Consumer Clients → Creator Clients
The client-server architecture was designed for resource-generating servers to serve resource-consuming clients. In 2006, everything was changing and a new internet paradigm was on the rise.
Web 2 is widely described as the user-generated web, and includes platforms like Facebook, Instagram, Tiktok and YouTube where the value of the platform comes from the data generated by its users. Web 2 inherited much of the legacy infrastructure that powered websites before it, the earliest iteration of Facebook was a server-side rendered PHP site.
This includes the client-server architecture and the email-based identity system that enabled earlier websites to achieve user persistence between login sessions. Except now, the User
structure was getting increasingly bloated, as users pumped out the videos, tweets and posts that brought the platform companies their riches.
Products evolve fast, but protocols evolve slowly. The infrastructure and design principles that formed the early web were rapidly outpaced by the web app and mobile revolution in quick succession. Using the internet in 2022 is radically different from the hyperlink-ridden early days of the internet, but many legacy protocols including URIs and request-response REST APIs are still used heavily in modern applications.
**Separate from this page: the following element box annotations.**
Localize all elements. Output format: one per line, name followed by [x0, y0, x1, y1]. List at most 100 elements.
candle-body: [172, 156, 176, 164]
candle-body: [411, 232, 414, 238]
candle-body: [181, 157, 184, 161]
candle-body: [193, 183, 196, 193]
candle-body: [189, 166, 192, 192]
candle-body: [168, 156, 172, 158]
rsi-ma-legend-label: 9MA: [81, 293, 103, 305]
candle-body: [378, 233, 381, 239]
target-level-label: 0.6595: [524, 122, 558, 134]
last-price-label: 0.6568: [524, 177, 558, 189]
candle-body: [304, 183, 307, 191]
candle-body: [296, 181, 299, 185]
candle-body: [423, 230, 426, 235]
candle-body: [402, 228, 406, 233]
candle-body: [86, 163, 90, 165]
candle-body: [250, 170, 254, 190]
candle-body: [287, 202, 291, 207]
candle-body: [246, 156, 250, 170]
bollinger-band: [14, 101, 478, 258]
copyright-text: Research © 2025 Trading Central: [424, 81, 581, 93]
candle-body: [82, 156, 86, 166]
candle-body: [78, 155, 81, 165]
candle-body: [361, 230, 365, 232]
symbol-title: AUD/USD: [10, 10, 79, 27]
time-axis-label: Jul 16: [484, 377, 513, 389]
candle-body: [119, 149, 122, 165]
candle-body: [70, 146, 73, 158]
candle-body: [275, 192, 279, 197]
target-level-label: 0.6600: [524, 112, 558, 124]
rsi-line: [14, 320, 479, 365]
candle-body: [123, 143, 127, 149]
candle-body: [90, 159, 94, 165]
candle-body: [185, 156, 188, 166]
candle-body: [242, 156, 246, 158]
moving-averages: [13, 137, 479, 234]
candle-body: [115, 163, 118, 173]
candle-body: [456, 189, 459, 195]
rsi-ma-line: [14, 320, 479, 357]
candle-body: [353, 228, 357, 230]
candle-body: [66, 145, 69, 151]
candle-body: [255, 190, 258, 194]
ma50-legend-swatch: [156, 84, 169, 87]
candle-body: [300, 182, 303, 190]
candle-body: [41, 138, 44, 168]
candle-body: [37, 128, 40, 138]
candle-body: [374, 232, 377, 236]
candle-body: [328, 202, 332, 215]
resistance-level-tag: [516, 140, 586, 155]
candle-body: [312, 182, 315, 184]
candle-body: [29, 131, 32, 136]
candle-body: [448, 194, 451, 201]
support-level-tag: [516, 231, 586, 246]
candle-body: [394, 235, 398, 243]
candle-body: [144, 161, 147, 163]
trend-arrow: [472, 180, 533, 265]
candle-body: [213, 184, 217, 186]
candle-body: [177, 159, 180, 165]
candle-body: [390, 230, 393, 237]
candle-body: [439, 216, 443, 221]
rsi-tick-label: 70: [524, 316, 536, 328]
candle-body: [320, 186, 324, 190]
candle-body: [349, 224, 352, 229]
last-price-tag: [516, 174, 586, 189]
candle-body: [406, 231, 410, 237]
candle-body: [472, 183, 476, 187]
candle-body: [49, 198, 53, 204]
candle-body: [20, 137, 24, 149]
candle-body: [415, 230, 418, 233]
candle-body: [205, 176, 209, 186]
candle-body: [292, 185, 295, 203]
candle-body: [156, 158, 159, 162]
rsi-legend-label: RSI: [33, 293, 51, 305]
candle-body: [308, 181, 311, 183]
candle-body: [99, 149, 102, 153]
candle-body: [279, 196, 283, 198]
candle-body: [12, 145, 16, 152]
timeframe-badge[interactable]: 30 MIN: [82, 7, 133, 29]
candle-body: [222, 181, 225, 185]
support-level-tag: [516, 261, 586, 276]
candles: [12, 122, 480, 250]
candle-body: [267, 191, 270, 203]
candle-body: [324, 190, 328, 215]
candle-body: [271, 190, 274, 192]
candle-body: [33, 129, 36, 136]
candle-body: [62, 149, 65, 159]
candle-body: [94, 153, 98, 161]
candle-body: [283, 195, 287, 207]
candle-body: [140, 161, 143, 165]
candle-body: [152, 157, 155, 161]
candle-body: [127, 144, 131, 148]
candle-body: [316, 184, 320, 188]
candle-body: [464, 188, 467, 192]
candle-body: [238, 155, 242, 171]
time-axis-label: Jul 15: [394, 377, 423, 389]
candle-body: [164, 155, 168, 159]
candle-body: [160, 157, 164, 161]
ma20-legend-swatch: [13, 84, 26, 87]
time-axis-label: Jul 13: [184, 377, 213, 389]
Without a native identity system, the bloated User
structures held data in silos that were only accessible to the platform companies running the servers. The legacy data structures that worked well for the read-only web became the means for the centralized data oligopoly that is seen today. Email identity evolved to become “Social Login” protocols like OpenID Connect and OAuth, creating hubs of proprietary user identities.
The initial client-server design of web architecture is what gave rise to this centralization. While companies like Facebook have been quick to monetise and monopolize their data advantage, they are not solely to blame for the current system.
Data architecture from first principles
To preserve human autonomy online, applications should be designed with the ability to migrate and move user-generated data between competing platforms: resulting in a form of credible exit. This prevents extractive exploitation of users and aligns incentives for digital platforms to provide competitive services.
A pre-requisite for that future is self-sovereign and internet-native identity. Without internet-native identity, it is impossible to link data to its creator and thereby enforce data ownership rights. Without self-sovereign identity, it is impossible to trust-lessly ensure that a single player is unable to aggregate and control a large number of identities. This sort of identity system is currently being made possible through public key cryptography and decentralized identity systems like DID and UCAN.
Data stores could then be attached to global user identities rather than application-specific identities. In that way, the holder of a digital identity has the final say in which applications access their data and in what way, through cryptographic methods like W3C’s Verifiable Credentials.
Global identity systems which power personal data stores with broad interoperability would be the first-principles answer to creating web applications that maximise human autonomy. Some projects like Solid Protocol and Distributed Web Node are already working towards that ideal.
The lessons learnt from history are a reminder of how data structures influence data control, and the importance of designing systems that nudge the world towards being a more self-sovereign place. Only by thinking through the designs of these systems will the vision of digital human autonomy, finally be realized.